でも、もう一つのとっておきの読み方があるのです! 実はこちらのほうが映画や美術作品以上に興味を持たれる方が多いのです。それは「旅」をするように聖書の世界を巡る、というものです。これは私が神学校時代の教授に習った、聖書の読み方・味わい方です。師いわく、「旧約のページを繰っていけば立ち現れる、ラクダの隊商、香料の香り、ダビデの竪琴の音……。目をこらし、耳を澄ませてごらん。新約ではローマ帝国時代のユダヤ、ガリラヤの街々がキリストの肩越しに見えるでしょう。紙の聖書を読むだけでなく、その中を歩きなさい、旅をしなさい……」。
この『地図で学ぶ聖書の歴史』は、そんな旅する聖書読者には待ってました! というべきガイドブックなのです。ノアの箱舟の記憶、アブラハムたちのカナンへの旅、モーセ率いる出エジプトの旅、ソロモンの栄華、イスラエル王国の分裂と預言者たちのことば……。聖書をめくりながらどんな時代だろう、どんな言語で文字は残っているのかな、いったいどんなルートで旧約の旅人たちは歩き続けたのだろう、今はどんな街なのかな……そんな疑問に即座に答えてくれる頼もしいツアーガイドです。
嬉しいことに、旧約と新約の中間時代にも詳しく触れていて、私たちが世界史で習ったあの「アレキサンダー大王の世界遠征」も、後の新約の舞台を準備する役割であったことがわかります。シーザーとクレオパトラ、アントニウスとオクタビアヌス、名前だけは知っているけど聖書と関係ある? 大いにあるんです! 教科書の年表だけでは見えてこない、学校では教えてもらえなかったヘレニズムとヘブライズムの大きなうねりを、豊富なカラー写真の資料と共に見せてくれる壮大な一冊。

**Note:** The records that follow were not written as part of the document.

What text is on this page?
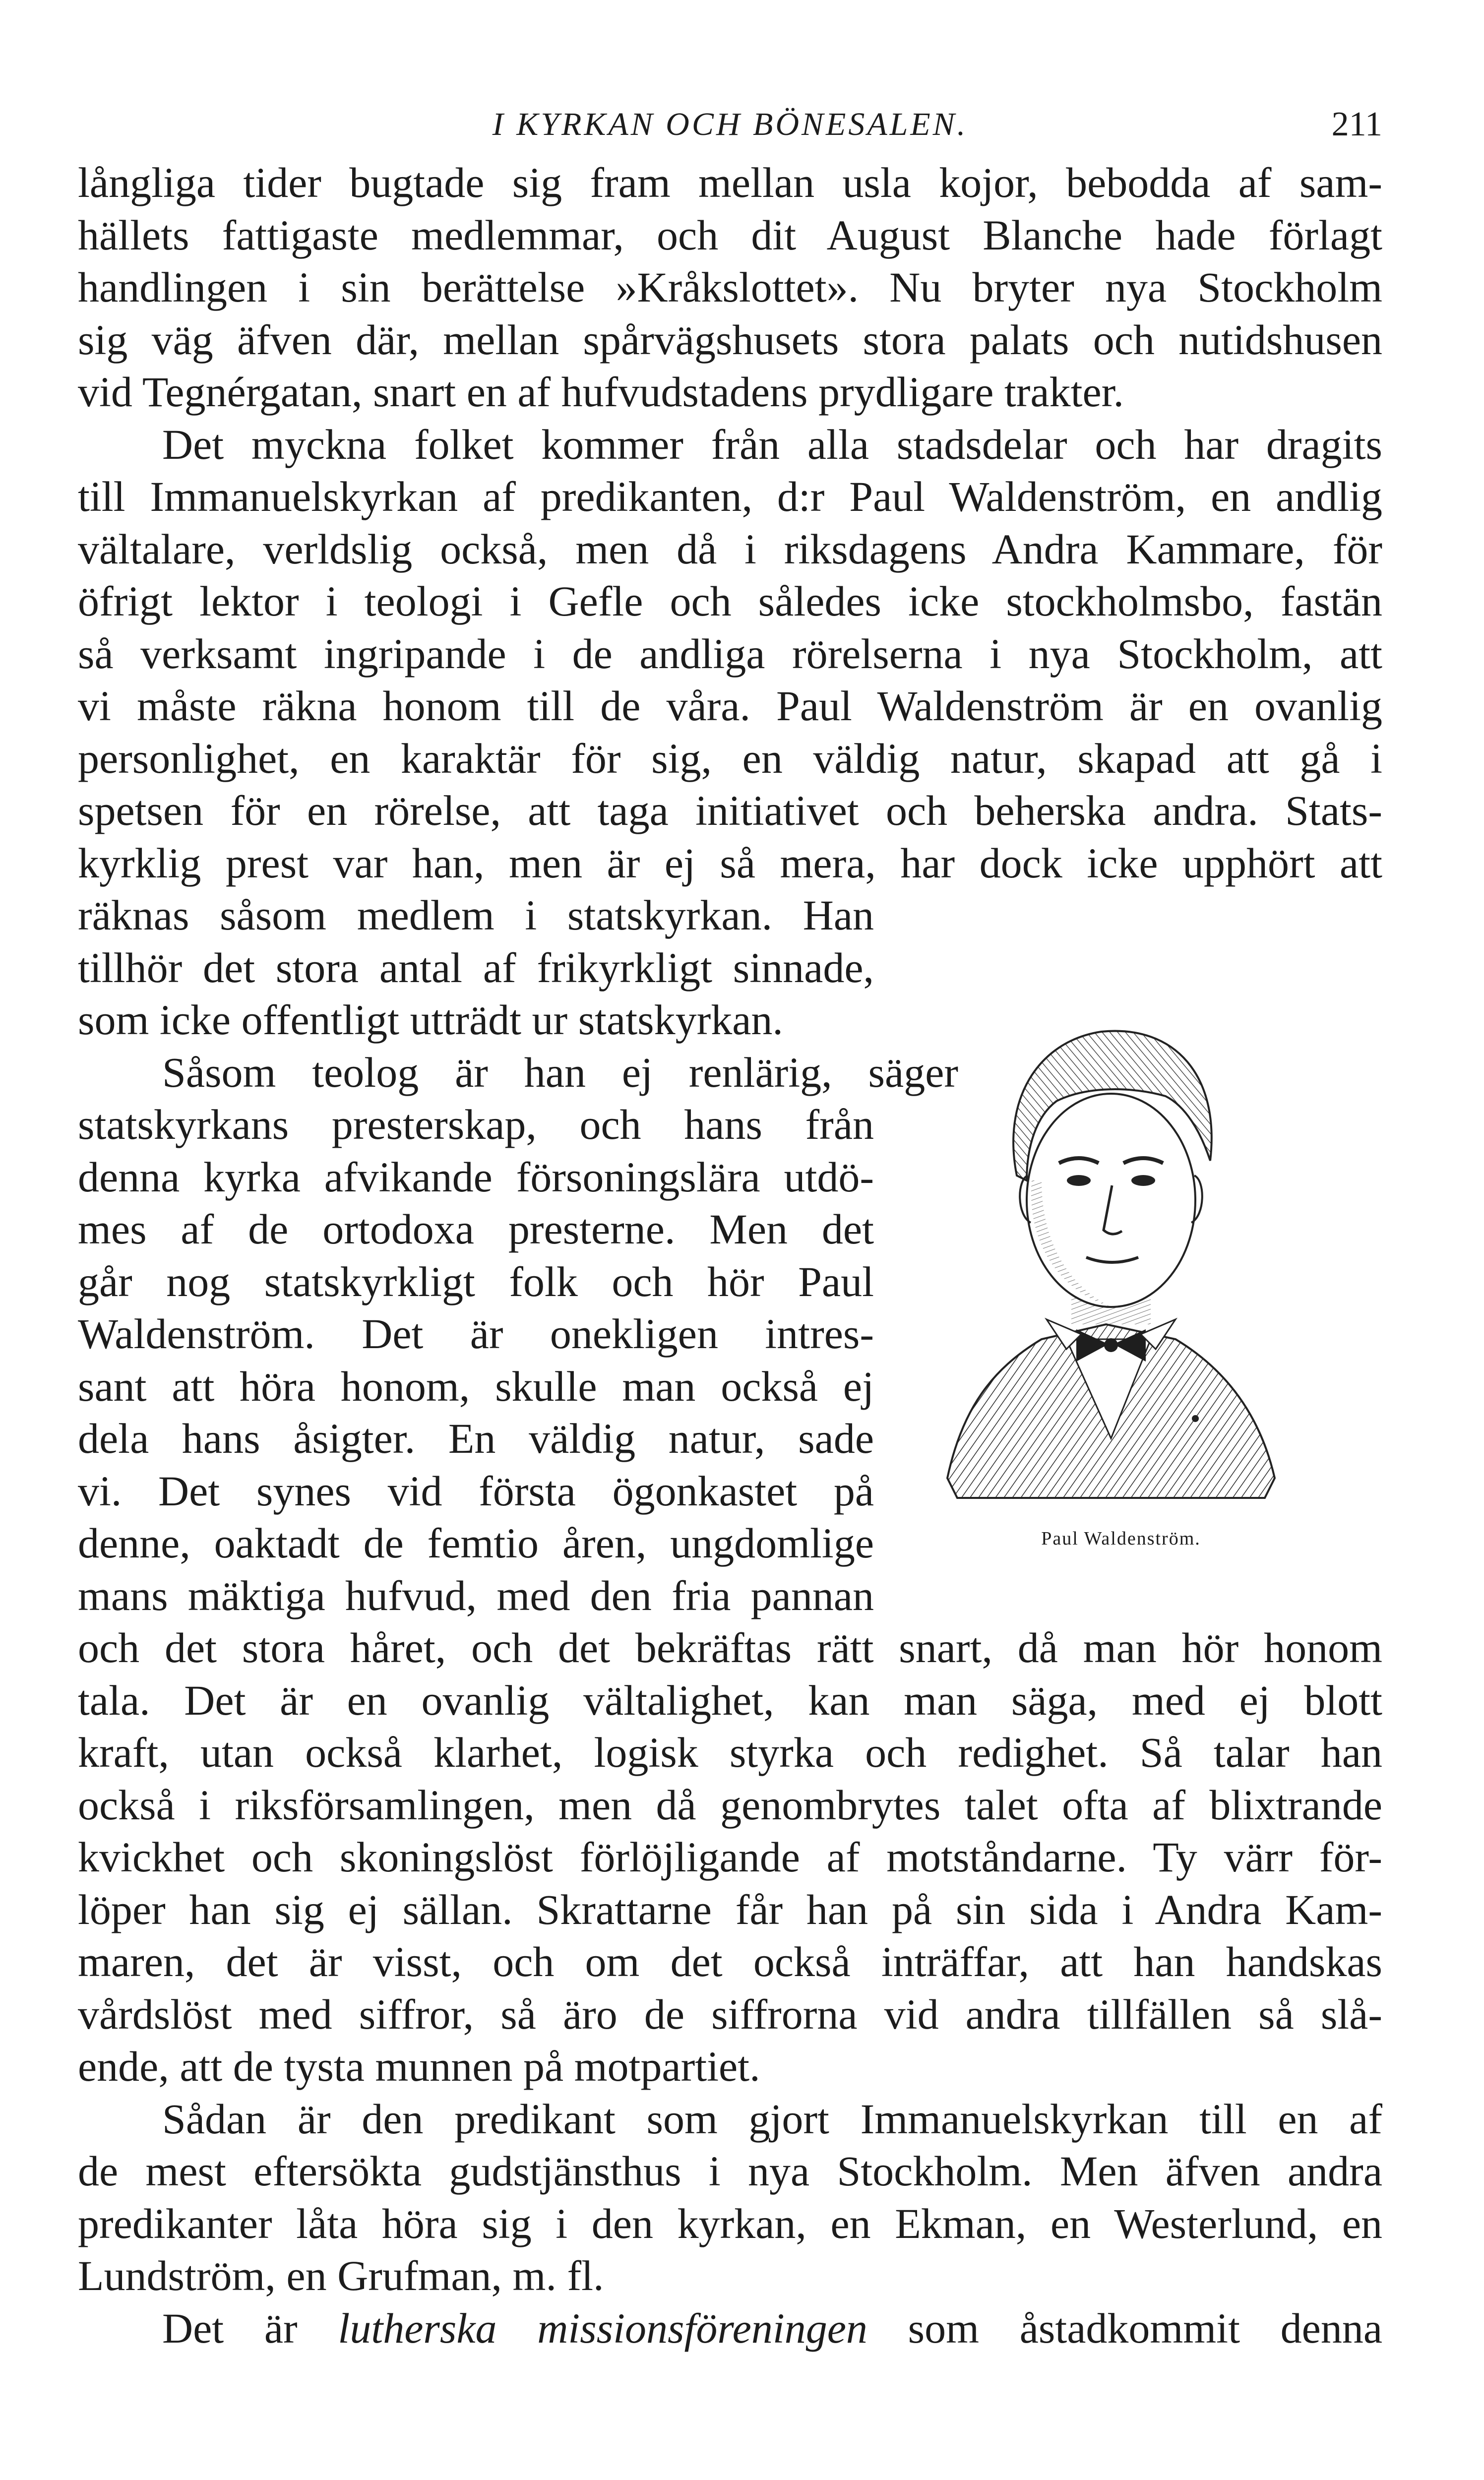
I KYRKAN OCH BÖNESALEN.	211
långliga tider bugtade sig fram mellan usla kojor, bebodda af sam-
hällets fattigaste medlemmar, och dit August Blanche hade förlagt
handlingen i sin berättelse »Kråkslottet». Nu bryter nya Stockholm
sig väg äfven där, mellan spårvägshusets stora palats och nutidshusen
vid Tegnérgatan, snart en af hufvudstadens prydligare trakter.
Det myckna folket kommer från alla stadsdelar och har dragits
till Immanuelskyrkan af predikanten, d:r Paul Waldenström, en andlig
vältalare, verldslig också, men då i riksdagens Andra Kammare, för
öfrigt lektor i teologi i Gefle och således icke stockholmsbo, fastän
så verksamt ingripande i de andliga rörelserna i nya Stockholm, att
vi måste räkna honom till de våra. Paul Waldenström är en ovanlig
personlighet, en karaktär för sig, en väldig natur, skapad att gå i
spetsen för en rörelse, att taga initiativet och beherska andra. Stats-
kyrklig prest var han, men är ej så mera, har dock icke upphört att
räknas såsom medlem i statskyrkan. Han
tillhör det stora antal af frikyrkligt sinnade,
som icke offentligt utträdt ur statskyrkan.
Såsom teolog är han ej renlärig, säger
statskyrkans presterskap, och hans från
denna kyrka afvikande försoningslära utdö-
mes af de ortodoxa presterne. Men det
går nog statskyrkligt folk och hör Paul
Waldenström. Det är onekligen intres-
sant att höra honom, skulle man också ej
dela hans åsigter. En väldig natur, sade
vi. Det synes vid första ögonkastet på
denne, oaktadt de femtio åren, ungdomlige
mans mäktiga hufvud, med den fria pannan
och det stora håret, och det bekräftas rätt snart, då man hör honom
tala. Det är en ovanlig vältalighet, kan man säga, med ej blott
kraft, utan också klarhet, logisk styrka och redighet. Så talar han
också i riksförsamlingen, men då genombrytes talet ofta af blixtrande
kvickhet och skoningslöst förlöjligande af motståndarne. Ty värr för-
löper han sig ej sällan. Skrattarne får han på sin sida i Andra Kam-
maren, det är visst, och om det också inträffar, att han handskas
vårdslöst med siffror, så äro de siffrorna vid andra tillfällen så slå-
ende, att de tysta munnen på motpartiet.
Sådan är den predikant som gjort Immanuelskyrkan till en af
de mest eftersökta gudstjänsthus i nya Stockholm. Men äfven andra
predikanter låta höra sig i den kyrkan, en Ekman, en Westerlund, en
Lundström, en Grufman, m. fl.
Det är lutherska missionsföreningen som åstadkommit denna
Paul Waldenström.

クリスチャンの方々には生き生きとした新鮮なバイブルスタディのお供に、求道中の方には聖書が確かな地理に基づく歴史的、考古学的な文献であることを知る手掛かりとなるでしょう。そして、いつの日かイスラエルやローマへの旅をお考えの方は、乾いたシナイの荒野、黄金のエルサレムにゲツセマネのオリーブの樹々、そしてローマ市内のいたる所で見かける古跡をご覧になるとき、この本に登場する旧新の旅人の遥かな魂の物語を思い出されることでしょう。